Multiple sclerosis, an inflammatory disease that progressively damages the nervous system, is profoundly difficult to diagnose. Scientists at Case Western Reserve University School of Medicine in Cleveland, with colleagues at GlaxoSmithKline ($GSK) and Imperial College London in the U.K., believe they've discovered a way to circumvent that challenge.

Their solution: an injectable molecular probe that works with a PET scan to illuminate myelin damage in the spinal cord--a common result of MS. The Annals of Neurology published their preclinical research.

The team's creation could help enhance the treatment of MS patients in a number of ways. Beyond identifying myelin damage that is a sign of the disease, the substance could also be useful in monitoring the effect of drugs developed to both modify symptoms and restore nerve function, the researchers believe. Right now, researchers rely more on physical symptoms, behavioral testing and MRI scans to make their diagnosis. But the researchers note that MRI scans of the brain and spinal cord aren't myelin-specific (though they do detect lesions).

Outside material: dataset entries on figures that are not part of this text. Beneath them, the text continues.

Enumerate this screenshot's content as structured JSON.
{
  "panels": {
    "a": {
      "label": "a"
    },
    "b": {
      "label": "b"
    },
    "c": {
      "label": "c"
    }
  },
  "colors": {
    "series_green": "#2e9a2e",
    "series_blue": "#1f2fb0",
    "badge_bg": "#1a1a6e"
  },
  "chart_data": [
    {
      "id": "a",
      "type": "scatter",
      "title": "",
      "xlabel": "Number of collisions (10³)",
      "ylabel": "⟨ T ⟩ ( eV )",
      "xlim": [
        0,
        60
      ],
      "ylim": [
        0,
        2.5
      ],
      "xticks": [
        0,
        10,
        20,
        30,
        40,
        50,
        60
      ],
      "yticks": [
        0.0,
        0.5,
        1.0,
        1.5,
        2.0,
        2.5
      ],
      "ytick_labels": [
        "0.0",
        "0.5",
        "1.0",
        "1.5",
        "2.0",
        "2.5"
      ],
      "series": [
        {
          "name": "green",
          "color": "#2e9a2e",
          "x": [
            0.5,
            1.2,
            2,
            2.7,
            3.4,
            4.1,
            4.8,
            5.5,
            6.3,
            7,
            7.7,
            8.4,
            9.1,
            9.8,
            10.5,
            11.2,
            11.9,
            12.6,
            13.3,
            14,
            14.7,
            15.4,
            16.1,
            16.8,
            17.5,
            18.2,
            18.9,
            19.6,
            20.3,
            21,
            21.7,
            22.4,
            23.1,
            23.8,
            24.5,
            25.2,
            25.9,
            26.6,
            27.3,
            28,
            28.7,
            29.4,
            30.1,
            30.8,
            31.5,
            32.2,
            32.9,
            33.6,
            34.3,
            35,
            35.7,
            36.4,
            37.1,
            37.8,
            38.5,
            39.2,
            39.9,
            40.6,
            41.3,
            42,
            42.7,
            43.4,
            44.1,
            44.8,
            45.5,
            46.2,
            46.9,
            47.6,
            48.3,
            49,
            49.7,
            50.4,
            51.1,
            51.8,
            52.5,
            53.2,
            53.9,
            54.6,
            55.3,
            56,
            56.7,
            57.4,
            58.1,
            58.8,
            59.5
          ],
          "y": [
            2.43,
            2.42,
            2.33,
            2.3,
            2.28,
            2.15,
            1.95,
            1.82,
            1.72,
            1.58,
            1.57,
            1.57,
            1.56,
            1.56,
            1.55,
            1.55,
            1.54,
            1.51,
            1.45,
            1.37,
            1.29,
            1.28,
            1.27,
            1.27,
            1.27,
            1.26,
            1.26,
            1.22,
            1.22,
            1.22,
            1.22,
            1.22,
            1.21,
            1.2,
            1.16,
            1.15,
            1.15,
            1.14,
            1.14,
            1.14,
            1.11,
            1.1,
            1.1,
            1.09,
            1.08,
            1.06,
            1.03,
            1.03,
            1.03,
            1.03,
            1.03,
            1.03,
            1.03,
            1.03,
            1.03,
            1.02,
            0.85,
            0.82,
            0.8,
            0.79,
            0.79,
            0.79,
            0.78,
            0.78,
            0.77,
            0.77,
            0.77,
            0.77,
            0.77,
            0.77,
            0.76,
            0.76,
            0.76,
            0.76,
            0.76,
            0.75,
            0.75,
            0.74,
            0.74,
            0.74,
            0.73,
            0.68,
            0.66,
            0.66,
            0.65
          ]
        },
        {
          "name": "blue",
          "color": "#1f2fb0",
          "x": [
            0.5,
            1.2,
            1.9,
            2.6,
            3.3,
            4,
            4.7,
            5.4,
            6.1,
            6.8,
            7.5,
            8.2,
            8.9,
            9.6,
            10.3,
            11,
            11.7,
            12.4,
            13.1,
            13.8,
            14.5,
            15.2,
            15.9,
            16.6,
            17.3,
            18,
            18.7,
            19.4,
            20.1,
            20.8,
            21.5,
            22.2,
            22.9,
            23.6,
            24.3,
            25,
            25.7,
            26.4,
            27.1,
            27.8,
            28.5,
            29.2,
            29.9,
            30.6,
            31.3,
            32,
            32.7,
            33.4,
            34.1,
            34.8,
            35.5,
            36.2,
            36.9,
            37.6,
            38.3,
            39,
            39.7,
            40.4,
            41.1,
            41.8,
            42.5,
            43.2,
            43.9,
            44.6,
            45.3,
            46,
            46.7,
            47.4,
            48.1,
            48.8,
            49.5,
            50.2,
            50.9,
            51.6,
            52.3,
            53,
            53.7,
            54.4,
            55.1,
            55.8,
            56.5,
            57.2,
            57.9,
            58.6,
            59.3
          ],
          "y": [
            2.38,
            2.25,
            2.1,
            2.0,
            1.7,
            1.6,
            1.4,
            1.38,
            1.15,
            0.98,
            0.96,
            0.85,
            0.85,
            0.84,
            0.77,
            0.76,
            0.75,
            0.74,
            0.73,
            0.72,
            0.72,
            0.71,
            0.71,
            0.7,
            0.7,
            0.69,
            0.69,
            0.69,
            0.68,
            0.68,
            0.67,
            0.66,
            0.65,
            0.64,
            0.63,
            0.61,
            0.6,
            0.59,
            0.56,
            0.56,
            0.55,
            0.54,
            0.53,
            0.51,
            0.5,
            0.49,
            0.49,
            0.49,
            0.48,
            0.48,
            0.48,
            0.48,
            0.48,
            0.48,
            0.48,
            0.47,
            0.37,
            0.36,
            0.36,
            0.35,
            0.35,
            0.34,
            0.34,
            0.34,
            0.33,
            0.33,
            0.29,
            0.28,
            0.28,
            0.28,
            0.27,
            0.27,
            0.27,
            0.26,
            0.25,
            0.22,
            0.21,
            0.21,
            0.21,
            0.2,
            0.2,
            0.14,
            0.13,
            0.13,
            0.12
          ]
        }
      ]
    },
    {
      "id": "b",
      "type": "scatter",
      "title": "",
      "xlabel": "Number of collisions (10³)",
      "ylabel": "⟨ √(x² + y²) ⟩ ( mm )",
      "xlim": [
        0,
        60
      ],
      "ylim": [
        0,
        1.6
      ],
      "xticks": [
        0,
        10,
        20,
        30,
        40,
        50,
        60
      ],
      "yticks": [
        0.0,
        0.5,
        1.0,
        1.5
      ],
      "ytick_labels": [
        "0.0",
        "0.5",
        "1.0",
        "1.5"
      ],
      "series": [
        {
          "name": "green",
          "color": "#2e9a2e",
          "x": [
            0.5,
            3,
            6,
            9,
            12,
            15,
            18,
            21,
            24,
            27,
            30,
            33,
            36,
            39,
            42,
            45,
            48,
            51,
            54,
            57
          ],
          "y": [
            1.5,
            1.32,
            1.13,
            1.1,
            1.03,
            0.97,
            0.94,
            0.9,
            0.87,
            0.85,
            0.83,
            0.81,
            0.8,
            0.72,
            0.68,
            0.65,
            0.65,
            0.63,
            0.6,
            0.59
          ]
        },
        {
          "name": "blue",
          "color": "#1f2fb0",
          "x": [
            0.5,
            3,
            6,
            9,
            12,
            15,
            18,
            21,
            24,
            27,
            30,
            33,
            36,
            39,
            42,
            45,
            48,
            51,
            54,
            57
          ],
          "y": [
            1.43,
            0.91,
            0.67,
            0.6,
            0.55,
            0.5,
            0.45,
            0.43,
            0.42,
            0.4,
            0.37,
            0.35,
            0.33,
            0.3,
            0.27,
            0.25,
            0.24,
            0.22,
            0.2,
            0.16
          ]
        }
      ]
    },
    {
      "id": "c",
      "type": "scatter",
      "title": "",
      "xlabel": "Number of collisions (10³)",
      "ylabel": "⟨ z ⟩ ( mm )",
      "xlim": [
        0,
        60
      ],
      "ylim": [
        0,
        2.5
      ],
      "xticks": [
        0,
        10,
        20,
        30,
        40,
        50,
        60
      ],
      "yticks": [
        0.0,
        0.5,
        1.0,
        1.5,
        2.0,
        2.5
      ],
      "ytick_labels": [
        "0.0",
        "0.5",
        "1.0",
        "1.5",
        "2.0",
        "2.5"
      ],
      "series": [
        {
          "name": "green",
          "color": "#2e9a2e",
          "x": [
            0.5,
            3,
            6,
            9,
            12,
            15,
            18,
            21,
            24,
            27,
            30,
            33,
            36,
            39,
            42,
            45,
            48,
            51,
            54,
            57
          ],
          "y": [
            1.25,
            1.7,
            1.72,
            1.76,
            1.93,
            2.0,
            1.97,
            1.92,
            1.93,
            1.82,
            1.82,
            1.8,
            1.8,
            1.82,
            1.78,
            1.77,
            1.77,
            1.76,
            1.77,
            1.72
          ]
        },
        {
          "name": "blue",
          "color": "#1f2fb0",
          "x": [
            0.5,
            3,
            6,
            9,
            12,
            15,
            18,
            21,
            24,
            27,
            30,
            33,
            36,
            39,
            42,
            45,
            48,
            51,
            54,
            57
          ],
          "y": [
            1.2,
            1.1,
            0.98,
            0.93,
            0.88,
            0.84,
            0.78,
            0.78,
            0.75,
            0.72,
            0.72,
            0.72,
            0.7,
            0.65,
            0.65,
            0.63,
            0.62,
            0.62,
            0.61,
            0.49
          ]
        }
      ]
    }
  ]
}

In other words, clinicians can't use MRI scans to reliably track MS progression. Better imaging of spinal myelin damage is key toward offering better diagnosis and treatment of MS. (Myelin is a substance that protects and insulates nerves.)

The laboratory of Yanming Wang, the study's senior author and an associate professor of radiology at Case Western Reserve University School of Medicine, developed the probe. Wang said the accomplishment is the first successful attempt to directly image myelin damage and its progression "at the molecular level" in the spinal cord.

The team's MeDAS molecular probe is injected intravenously into the body. It's engineered with positron-emitting radioisotope label at the molecular level and binds to myelin in the central nervous system. Positron-emitting tomography (PET scanning) comes in to play at this point, zeroing in where the probe has attached itself. Clinicians can then theoretically build the resulting data into a viable, detailed image to assess a patient's status regarding myelin damage.

Of course, these are early, preclinical studies, where testing on rats showed promise. Much more work is needed to determine the probe's effectiveness and safety in people, though researchers said they've begun to ramp up efforts for human testing.